Pusey himself acknowledged that the turmoil which had rocked the University provided for a good time to select new leadership. The outgoing president declared that "this is a propitious point for a new President to take over."
The Search
The search for Pusey's successor was of a scale never before seen in Cambridge.
It began with an unprecedented move by the Corporation (the University's top governing board which helps choose the president) to send out 203,000 letters to students, faculty, alumni and staff soliciting names of possible candidates. This effort to poll the community as to what type of person was desirable resulted in several thousand responses and a list of more than 600 names.
Interviews often lasting more than an hour were held with key faculty members to discuss characteristics they desired in the next president. By the beginning of the year, more than 100 such interviews had been conducted.
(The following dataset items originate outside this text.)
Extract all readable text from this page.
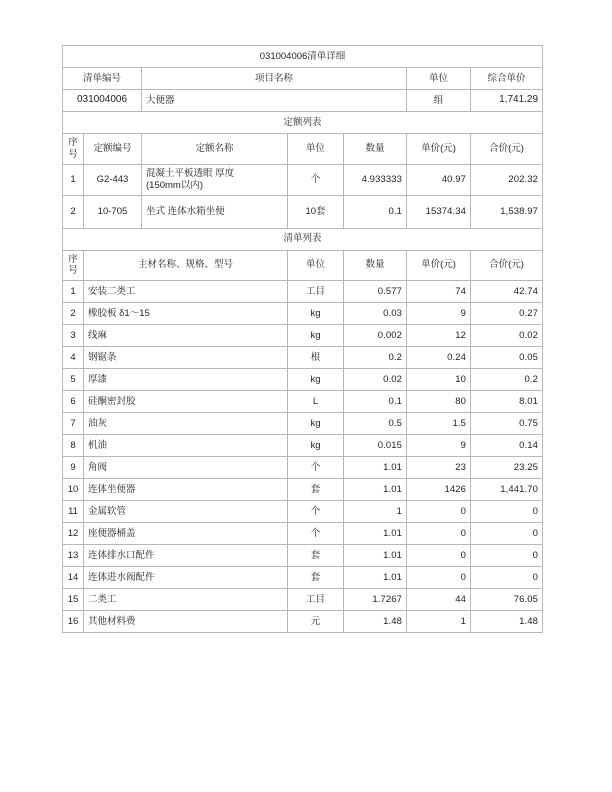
031004006清单详细						
清单编号		项目名称			单位	综合单价
031004006		大便器			组	1,741.29
定额列表						
序号	定额编号	定额名称	单位	数量	单价(元)	合价(元)
1	G2-443	混凝土平板透眼 厚度
(150mm以内)	个	4.933333	40.97	202.32
2	10-705	坐式 连体水箱坐便	10套	0.1	15374.34	1,538.97
清单列表						
序号	主材名称、规格、型号		单位	数量	单价(元)	合价(元)
1	安装二类工		工目	0.577	74	42.74
2	橡胶板 δ1～15		kg	0.03	9	0.27
3	线麻		kg	0.002	12	0.02
4	钢锯条		根	0.2	0.24	0.05
5	厚漆		kg	0.02	10	0.2
6	硅酮密封胶		L	0.1	80	8.01
7	油灰		kg	0.5	1.5	0.75
8	机油		kg	0.015	9	0.14
9	角阀		个	1.01	23	23.25
10	连体坐便器		套	1.01	1426	1,441.70
11	金属软管		个	1	0	0
12	座便器桶盖		个	1.01	0	0
13	连体排水口配件		套	1.01	0	0
14	连体进水阀配件		套	1.01	0	0
15	二类工		工目	1.7267	44	76.05
16	其他材料费		元	1.48	1	1.48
Along with a list of names, the Corporation compiled a list of desirable qualities. The ideal candidate would have liberal--but not too liberal--political views, since conservatives were not seen as viable candidates, given the student climate.
Intellectual distinction and membership in an academic community--preferably Harvard--were also deemed important attributes.
The Corporation then moved the process into high gear. It compiled three lists: one of public figures, one of professors and administrators outside of Harvard and one of Harvard community members.
From the beginning, Bok's name was listed first among possible candidates by many search watchers.
Other names often mentioned at the time as possible picks included Kingman Brewster, the president of Yale University; Samuel I. Hayakawa, the president of San Francisco State College; and McGeorge Bundy, president of the Ford Foundation and a former confidant of John F. Kennedy '40.
The president of Radcliffe, Mary I. Bunting, was the only woman mentioned as a candidate, but she was never considered a serious contender.